In this step, we will assign each frame of an MD trajectory based on the phi/psi dihedral angles saved in dihedral.npy. Here is an example assign function (in a file called module.py) used for assigning states:

def assign_dih(input_array):
    """
    This is an example function for mapping a list of features to state IDs. This should be subclassed.

    Parameters
    ----------
    input_array : numpy.ndarray
        An array generated from load_file.

    Returns
    -------
    state_list : list
        A list containing
    """
    state_list = []
    for val in input_array:
        if val[0] >= -180 and val[0] <= -45 and val[1] >= -55 and val[1] <= 30:  # Phi/Psi for Alpha Helix
            state_list.append(0)
        elif val[0] >= 165 and val[0] <= 180 and val[1] >= -55 and val[1] <= 30:
            state_list.append(0)
        elif val[0] >= -170 and val[0] <= -55 and val[1] >= 40 and val[1] <= 100:  # Phi/Psi for C7eq
            state_list.append(1)
        elif val[0] >= 25 and val[0] <= 90 and val[1] >= -55 and val[1] <= 0:  # Phi/Psi for C7ax
            state_list.append(2)
        else:
            state_list.append(3)

    return state_list

We will monkey-patch this function into lpath.

From the command line, run the following:

lpath discretize -I dihedral.npy -O states.npy -af module.assign_dih --stride 100

We’ve read in dihedral.npy with a stride step of 100. This smaller dataset will be discretized with module.assign_dih. This will generate a states.npy file to be used in the extract step.

Extract

In this step, we will identify any successful transitions in the trajectory. We will be looking at the C7_eq to C7_ax transition. Since we already read in the data every 100 frames with --stride 100 in the discretize step, we do not need to use --stride again.

Users who haven’t used stride in discretize and would like their dataset reduced at this point may use --stride here.

Note: If you read in your trajectory in discretize with a different stride, your other pre-calculated datasets might no longer match frame-by-frame. For that dataset to be used for reassignment later on (i.e. in match), use the --feature-stride 100 option and provide the appropriate stride step.

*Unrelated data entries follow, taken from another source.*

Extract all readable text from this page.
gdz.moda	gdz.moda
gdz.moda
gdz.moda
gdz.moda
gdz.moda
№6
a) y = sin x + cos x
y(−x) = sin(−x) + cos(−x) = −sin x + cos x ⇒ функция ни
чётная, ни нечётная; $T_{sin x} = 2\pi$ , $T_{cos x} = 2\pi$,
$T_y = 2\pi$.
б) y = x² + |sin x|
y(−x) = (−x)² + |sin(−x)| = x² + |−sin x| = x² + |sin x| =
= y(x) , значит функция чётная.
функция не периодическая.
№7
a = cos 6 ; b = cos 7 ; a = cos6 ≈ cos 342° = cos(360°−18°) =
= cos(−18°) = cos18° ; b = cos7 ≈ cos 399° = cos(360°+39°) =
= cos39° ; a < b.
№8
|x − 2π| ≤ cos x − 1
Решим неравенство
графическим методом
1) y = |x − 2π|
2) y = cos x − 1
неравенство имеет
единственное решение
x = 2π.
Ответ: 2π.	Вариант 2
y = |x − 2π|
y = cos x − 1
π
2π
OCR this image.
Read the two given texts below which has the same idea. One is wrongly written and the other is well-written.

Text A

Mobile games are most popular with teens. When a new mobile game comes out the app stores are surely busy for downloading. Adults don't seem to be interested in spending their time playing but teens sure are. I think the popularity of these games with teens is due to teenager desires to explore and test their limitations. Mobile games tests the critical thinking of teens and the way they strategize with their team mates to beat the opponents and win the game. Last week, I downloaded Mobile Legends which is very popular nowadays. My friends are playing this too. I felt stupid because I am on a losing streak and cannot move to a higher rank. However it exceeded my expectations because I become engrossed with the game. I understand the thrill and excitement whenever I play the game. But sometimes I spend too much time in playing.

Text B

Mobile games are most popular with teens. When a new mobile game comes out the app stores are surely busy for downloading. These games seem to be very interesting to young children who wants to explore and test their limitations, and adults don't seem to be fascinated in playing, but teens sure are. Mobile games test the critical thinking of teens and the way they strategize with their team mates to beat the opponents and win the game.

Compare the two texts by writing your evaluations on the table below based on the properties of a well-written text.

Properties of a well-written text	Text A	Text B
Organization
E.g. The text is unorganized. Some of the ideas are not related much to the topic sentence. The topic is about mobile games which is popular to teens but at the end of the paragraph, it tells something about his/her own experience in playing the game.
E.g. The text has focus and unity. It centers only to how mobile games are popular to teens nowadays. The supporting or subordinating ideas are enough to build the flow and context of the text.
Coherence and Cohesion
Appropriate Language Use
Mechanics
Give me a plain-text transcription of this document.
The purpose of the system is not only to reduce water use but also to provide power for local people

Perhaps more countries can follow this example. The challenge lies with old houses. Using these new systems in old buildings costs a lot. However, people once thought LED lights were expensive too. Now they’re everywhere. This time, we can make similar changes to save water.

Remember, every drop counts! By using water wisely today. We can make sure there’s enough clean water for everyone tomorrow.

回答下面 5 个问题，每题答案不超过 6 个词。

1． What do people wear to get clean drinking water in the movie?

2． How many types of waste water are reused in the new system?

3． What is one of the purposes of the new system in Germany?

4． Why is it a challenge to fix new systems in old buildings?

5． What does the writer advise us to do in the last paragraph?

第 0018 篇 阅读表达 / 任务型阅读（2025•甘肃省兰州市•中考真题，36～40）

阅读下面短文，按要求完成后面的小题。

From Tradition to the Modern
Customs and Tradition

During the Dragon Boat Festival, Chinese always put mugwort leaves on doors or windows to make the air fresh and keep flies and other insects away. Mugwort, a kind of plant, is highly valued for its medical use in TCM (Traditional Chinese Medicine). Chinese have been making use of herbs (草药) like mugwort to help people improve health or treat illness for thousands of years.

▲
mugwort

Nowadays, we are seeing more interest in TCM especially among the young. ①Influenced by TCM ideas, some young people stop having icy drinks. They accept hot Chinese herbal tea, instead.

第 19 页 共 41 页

From the command line, run the following:

lpath extract --extract-input states.npy --extract-output pathways.pickle --source-state 1 --target-state 2

Match

In this step, we will pattern match any successful transitions we’ve identified in extract. We will, again, be looking at the C7_eq to C7_ax transition.

From the command line, run the following:

lpath match --input-pickle succ_traj/pathways.pickle --output-pickle succ_traj/match-output.pickle \
--cluster-labels-output succ_traj/cluster_labels.npy

After the comparison process is completed, it should show you the dendrogram. Closing the figure should trigger prompts to guide you further.
Input y if you think the threshold (horizontal line which dictates how many clusters there are) should be at a different value. Otherwise, input n and tell the program how many clusters you want at the end.

Plot

This step will help you plot some of the most common graphs, such as dendrograms and histograms, directly from the pickle object generated from match. Users may also elect to use the plotting scripts from the examples folder. There is a script to plot NetworkX plots there.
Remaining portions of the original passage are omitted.